Dans la verdure de Gishubi, la voix du désert sonne comme une contradiction. D’une voix posée, Karim explique cette dialectique avec un air philosophe : « Le désert, c’est la corruption qui mine l’humanité et la conduit dans toutes sortes de dérives. Le devoir du rasta est de propager un message de paix, d’intégrité. »

Une vie spirituelle réglée comme du papier à musique

La relation avec le Créateur, ils la nourrissent, l’entretiennent à travers une vie spirituelle bien mise. Fervents lecteurs des Ecritures saintes, ils carburent à leur foi en Jah. Chaque samedi, « le septième jour, le jour de Dieu selon la Bible », explique un membre, ils se réunissent pour l’exercice de la foi. 

La liturgie est des plus simples. Comme pour le shabbat juif, ils ne s’adonnent pas aux travaux manuels comme aux autres jours. À la fin d’une journée de repos, ils se rencontrent dans la vallée, ou sur les sommets des montagnes, ou encore chez l’un des leurs pour célébrer Jah. « Le culte est divisé en deux parties majeures, la première est la méditation, la seconde est dédiée à la musique », détaille Dieudonné, le bassiste. Pour ce jeune homme, « il est évident que le retour de Karim et la fondation de la famille s’inscrit dans un plan divin. »

Comme pour toute entité spirituelle, les membres d’Ijwi ryo mu bugararwa ont leurs préceptes. Vivre en harmonie avec la nature y tient une grande place. Sakubu Donatien, un des doyens de la famille est vegan pour des raisons qu’il qualifie de « respectueuse envers toute forme de vie. ». Sa position tient en une formule simple : « Pour avoir de la viande il faut tuer un être vivant, ce que je ne cautionne pas. »
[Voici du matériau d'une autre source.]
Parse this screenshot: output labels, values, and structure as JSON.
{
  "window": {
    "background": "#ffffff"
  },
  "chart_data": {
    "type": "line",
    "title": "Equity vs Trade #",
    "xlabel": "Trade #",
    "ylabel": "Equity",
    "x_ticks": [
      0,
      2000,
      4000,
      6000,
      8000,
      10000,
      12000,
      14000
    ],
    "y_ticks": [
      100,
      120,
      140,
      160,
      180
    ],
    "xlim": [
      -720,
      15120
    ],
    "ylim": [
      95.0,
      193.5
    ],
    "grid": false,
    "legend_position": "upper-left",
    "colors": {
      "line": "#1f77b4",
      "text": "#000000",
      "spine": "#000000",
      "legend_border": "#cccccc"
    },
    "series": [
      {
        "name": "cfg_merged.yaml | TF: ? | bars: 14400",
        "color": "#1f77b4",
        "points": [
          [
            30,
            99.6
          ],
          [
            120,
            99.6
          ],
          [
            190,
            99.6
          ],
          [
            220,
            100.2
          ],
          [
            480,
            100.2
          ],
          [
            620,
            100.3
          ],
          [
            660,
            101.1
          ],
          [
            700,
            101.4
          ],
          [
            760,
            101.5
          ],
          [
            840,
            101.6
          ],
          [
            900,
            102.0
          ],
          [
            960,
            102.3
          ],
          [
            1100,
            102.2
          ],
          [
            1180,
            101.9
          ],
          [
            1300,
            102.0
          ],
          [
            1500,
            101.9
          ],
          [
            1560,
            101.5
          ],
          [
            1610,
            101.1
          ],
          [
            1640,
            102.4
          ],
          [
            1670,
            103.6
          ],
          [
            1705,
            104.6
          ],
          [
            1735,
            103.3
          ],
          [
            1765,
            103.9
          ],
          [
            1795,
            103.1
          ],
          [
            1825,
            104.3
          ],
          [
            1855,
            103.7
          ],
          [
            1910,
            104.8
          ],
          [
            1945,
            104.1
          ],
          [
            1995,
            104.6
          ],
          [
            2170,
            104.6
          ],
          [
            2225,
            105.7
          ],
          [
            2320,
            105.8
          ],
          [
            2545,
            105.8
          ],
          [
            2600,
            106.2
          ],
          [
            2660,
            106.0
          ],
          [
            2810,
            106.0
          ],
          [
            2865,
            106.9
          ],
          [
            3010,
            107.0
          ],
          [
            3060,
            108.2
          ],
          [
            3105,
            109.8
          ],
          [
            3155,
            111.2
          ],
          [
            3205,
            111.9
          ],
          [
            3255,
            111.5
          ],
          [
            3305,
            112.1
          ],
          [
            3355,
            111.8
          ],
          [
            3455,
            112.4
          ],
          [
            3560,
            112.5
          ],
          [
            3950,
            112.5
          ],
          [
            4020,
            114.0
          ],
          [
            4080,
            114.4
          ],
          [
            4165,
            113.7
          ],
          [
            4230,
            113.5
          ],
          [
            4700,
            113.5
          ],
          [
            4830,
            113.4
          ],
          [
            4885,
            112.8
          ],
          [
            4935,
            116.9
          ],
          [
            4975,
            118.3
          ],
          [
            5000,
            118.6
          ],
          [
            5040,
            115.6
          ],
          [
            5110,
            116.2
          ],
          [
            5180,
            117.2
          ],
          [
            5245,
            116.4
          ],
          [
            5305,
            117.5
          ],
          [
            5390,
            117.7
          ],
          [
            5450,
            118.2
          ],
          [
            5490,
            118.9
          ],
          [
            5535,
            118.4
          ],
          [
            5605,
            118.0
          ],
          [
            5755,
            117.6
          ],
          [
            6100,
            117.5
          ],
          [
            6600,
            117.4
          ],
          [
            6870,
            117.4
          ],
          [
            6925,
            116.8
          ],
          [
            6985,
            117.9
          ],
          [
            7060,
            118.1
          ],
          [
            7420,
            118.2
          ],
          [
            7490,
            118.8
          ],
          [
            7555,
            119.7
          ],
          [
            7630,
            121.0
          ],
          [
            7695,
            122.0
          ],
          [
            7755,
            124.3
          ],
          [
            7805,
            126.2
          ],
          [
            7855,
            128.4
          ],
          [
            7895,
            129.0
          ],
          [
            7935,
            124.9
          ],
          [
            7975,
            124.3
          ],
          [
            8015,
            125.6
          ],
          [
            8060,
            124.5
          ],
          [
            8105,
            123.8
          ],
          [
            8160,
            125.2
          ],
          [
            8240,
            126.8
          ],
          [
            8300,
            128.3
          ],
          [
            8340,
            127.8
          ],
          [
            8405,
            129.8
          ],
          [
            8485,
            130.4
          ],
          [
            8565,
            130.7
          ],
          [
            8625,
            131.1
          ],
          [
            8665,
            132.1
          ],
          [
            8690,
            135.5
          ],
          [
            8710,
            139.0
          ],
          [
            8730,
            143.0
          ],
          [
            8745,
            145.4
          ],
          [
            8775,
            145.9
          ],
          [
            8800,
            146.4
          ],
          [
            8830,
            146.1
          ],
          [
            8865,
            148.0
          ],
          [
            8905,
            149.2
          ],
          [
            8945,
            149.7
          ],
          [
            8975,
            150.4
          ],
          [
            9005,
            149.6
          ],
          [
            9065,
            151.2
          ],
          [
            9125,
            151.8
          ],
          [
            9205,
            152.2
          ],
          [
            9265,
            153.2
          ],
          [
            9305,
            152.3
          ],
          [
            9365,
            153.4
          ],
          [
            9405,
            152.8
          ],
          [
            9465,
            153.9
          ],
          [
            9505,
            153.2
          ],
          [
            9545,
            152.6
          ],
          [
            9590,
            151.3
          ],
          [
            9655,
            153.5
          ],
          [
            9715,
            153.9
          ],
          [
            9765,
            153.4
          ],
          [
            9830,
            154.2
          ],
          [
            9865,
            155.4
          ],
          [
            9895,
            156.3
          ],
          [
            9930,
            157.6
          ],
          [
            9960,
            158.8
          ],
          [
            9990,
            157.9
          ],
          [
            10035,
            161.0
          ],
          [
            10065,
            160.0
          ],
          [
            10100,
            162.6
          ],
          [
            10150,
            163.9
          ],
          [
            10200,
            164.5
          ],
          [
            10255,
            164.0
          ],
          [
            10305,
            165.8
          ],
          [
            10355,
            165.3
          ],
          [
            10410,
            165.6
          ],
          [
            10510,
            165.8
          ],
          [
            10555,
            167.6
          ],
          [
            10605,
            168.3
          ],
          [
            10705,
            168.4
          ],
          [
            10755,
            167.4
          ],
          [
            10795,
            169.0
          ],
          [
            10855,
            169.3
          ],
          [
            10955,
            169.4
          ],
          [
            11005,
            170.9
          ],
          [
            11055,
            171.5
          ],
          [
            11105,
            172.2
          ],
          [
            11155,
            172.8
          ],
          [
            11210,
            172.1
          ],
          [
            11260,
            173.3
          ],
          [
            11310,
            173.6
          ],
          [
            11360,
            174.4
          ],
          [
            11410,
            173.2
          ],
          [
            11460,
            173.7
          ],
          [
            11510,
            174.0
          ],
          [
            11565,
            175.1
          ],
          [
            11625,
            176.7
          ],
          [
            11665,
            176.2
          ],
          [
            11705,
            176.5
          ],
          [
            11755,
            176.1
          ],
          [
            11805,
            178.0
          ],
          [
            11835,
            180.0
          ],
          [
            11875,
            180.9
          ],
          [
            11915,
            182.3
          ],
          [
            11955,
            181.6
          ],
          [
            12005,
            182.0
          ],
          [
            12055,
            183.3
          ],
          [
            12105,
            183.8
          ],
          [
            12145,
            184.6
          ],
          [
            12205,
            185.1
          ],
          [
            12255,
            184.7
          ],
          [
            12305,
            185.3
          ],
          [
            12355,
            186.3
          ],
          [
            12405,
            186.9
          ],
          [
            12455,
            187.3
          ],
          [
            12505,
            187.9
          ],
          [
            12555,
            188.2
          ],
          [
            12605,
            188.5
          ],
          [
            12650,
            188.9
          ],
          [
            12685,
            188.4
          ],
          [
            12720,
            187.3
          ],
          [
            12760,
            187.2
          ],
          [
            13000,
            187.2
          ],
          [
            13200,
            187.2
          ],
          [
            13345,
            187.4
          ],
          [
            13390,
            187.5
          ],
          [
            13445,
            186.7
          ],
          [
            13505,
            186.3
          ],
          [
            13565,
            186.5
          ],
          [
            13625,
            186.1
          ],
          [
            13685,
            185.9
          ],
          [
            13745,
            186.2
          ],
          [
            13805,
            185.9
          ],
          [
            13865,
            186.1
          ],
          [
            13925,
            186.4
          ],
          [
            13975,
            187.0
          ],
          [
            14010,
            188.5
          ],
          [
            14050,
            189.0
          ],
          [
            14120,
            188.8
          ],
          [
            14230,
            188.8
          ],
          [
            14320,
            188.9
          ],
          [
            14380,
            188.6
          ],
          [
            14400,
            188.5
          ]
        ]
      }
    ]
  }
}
Le rasta et ses rapports avec la communauté

Bagarreurs, accros aux drogues, semeurs de troubles, la brochette de clichés qui sont collés aux rastas est longue. Décoiffer ces préjugés en prêchant par de bons exemples est l’un des objectifs d’ijwi ryo mu bugararwa. 

Pour ce faire, la famille a entrepris des activités génératrices de revenus. Le projet phare est l’apiculture. Deux chansons dans leurs compositions musicales sont d’ailleurs dédiées à l’abeille. Cet élevage leur permet de se faire de l’argent pour subvenir aux besoins primaires. Une satisfaction pour tous. « Les gens qui pensent que les rastas sont des bons à rien, lézardant à longueur de journées commencent à changer de mentalité », témoigne Karim.

Pour couronner le tout, ils assaisonnent leurs actions avec la passion du football, « comme Bob Marley, nous fraternisons autour du ballon rond », fait savoir Nesta, le coach d’une des équipes formées au sein de la famille. Au-delà de taper dans le cuir, il arrive qu’ils se retrouvent dans le champ d’un des membres pour cultiver, une façon de ressusciter l’ancestrale coutume d’ikibiri. Le rastafarisme à la burundaise.